HV-X, which was tested during the devastation of Harvey last August, will help emergency managers to make comprehensive decisions about planning and evacuation in time for the 2018 hurricane season.
It has been developed by DHS S&T in collaboration with FEMA’s National Hurricane Program (NHP) Technology Modernization initiative, and it is a modernized and streamlined version of the previously used HURREVAC storm tracking and decision program.
The developmental version was made available to emergency responders before Hurricane Harvey so that it could be modified to add features that FEMA needed in real time in the midst of the crisis.

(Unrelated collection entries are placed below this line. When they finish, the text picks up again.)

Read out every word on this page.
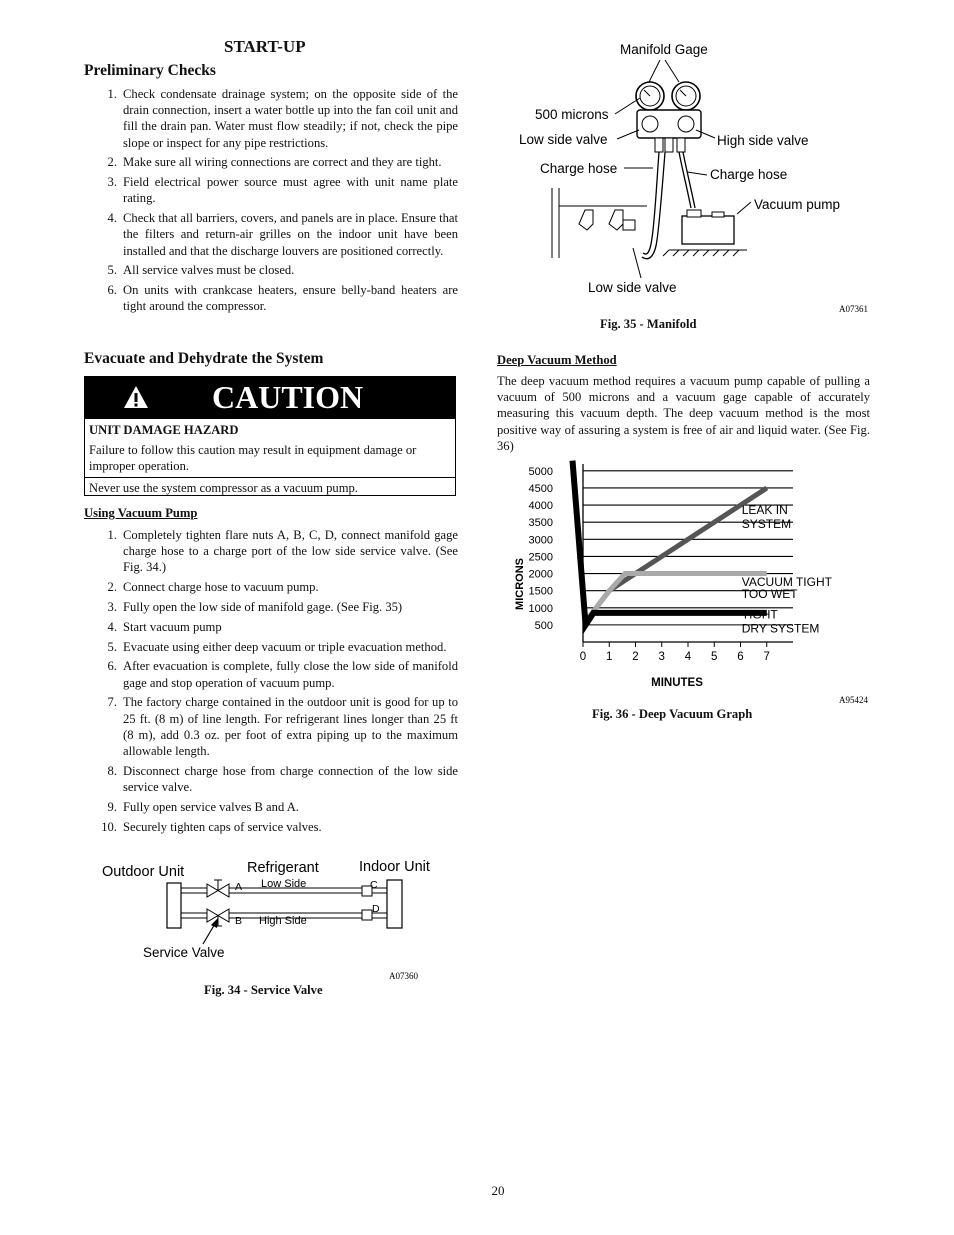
START-UP
Preliminary Checks
1. Check condensate drainage system; on the opposite side of the drain connection, insert a water bottle up into the fan coil unit and fill the drain pan. Water must flow steadily; if not, check the pipe slope or inspect for any pipe restrictions.
2. Make sure all wiring connections are correct and they are tight.
3. Field electrical power source must agree with unit name plate rating.
4. Check that all barriers, covers, and panels are in place. Ensure that the filters and return-air grilles on the indoor unit have been installed and that the discharge louvers are positioned correctly.
5. All service valves must be closed.
6. On units with crankcase heaters, ensure belly-band heaters are tight around the compressor.
Evacuate and Dehydrate the System
CAUTION
UNIT DAMAGE HAZARD
Failure to follow this caution may result in equipment damage or improper operation.
Never use the system compressor as a vacuum pump.
Using Vacuum Pump
1. Completely tighten flare nuts A, B, C, D, connect manifold gage charge hose to a charge port of the low side service valve. (See Fig. 34.)
2. Connect charge hose to vacuum pump.
3. Fully open the low side of manifold gage. (See Fig. 35)
4. Start vacuum pump
5. Evacuate using either deep vacuum or triple evacuation method.
6. After evacuation is complete, fully close the low side of manifold gage and stop operation of vacuum pump.
7. The factory charge contained in the outdoor unit is good for up to 25 ft. (8 m) of line length. For refrigerant lines longer than 25 ft (8 m), add 0.3 oz. per foot of extra piping up to the maximum allowable length.
8. Disconnect charge hose from charge connection of the low side service valve.
9. Fully open service valves B and A.
10. Securely tighten caps of service valves.
Outdoor Unit	Refrigerant	Indoor Unit
A
B
C
D
Low Side
High Side
Service Valve
A07360
Fig. 34 - Service Valve
Manifold Gage
500 microns
Low side valve	High side valve
Charge hose	Charge hose
Vacuum pump
Low side valve
A07361
Fig. 35 - Manifold
Deep Vacuum Method
The deep vacuum method requires a vacuum pump capable of pulling a vacuum of 500 microns and a vacuum gage capable of accurately measuring this vacuum depth. The deep vacuum method is the most positive way of assuring a system is free of air and liquid water. (See Fig. 36)
500
1000
1500
2000
2500
3000
3500
4000
4500
5000
0 1 2 3 4 5 6 7
LEAK IN
SYSTEM
VACUUM TIGHT
TOO WET
TIGHT
DRY SYSTEM
MICRONS
MINUTES
A95424
Fig. 36 - Deep Vacuum Graph
20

“It was a stress test of sorts in the sense we expected some heavy usage from our test group of users inside and outside of Texas,” said S&T Program Manager Darren Wilson. “FEMA HQ and Regional National Hurricane Program Management reported the test version of HV-X that was up and running performed well leading up to and throughout Hurricane Harvey.”
The result is a platform that can track storms and provide emergency managers with the detailed information they need to make critical decisions about which areas to evacuate, where extra response will need to be centered, where power outage is likely and where meal and shelter planning needs to be focused.

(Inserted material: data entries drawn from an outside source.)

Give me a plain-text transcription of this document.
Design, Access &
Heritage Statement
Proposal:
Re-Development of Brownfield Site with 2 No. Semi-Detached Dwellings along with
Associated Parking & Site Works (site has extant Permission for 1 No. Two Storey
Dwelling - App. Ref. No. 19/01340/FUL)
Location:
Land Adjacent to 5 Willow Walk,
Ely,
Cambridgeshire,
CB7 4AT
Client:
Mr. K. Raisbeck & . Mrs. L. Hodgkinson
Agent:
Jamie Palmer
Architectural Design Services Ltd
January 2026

One of the newly added features to help with emergency response planning is a cyber-based power map. This allows emergency managers to monitor power outages by comparing internet connectivity during the storm with a baseline derived from everyday usage. It means that responders can see how the power grid is being affected town-by-town, how it is recovering and how much initial damage has taken hold.
Planning adequate emergency food and shelter was one of the major challenges for FEMA during Hurricane Harvey, and HV-X is being adapted to make this easier than ever to predict. Based on FEMA feedback, the platform is being developed to predict the number of people who will need food and shelter before, during and after a disaster. This element of HV-X will be fully operational by spring, in time for the hurricane season, and it will replace the manual spreadsheets that emergency managers have to use at the moment.
“HV-X will be successful in real operations across hurricane-prone regions because DHS S&T listened to what emergency managers needed, first and foremost,” said FEMA Director of Planning and Exercises, Response Directorate Josh Dozor. “This program has capitalized on subject matter expertise and created a platform that will help our operators make the difficult decisions needed to save lives.”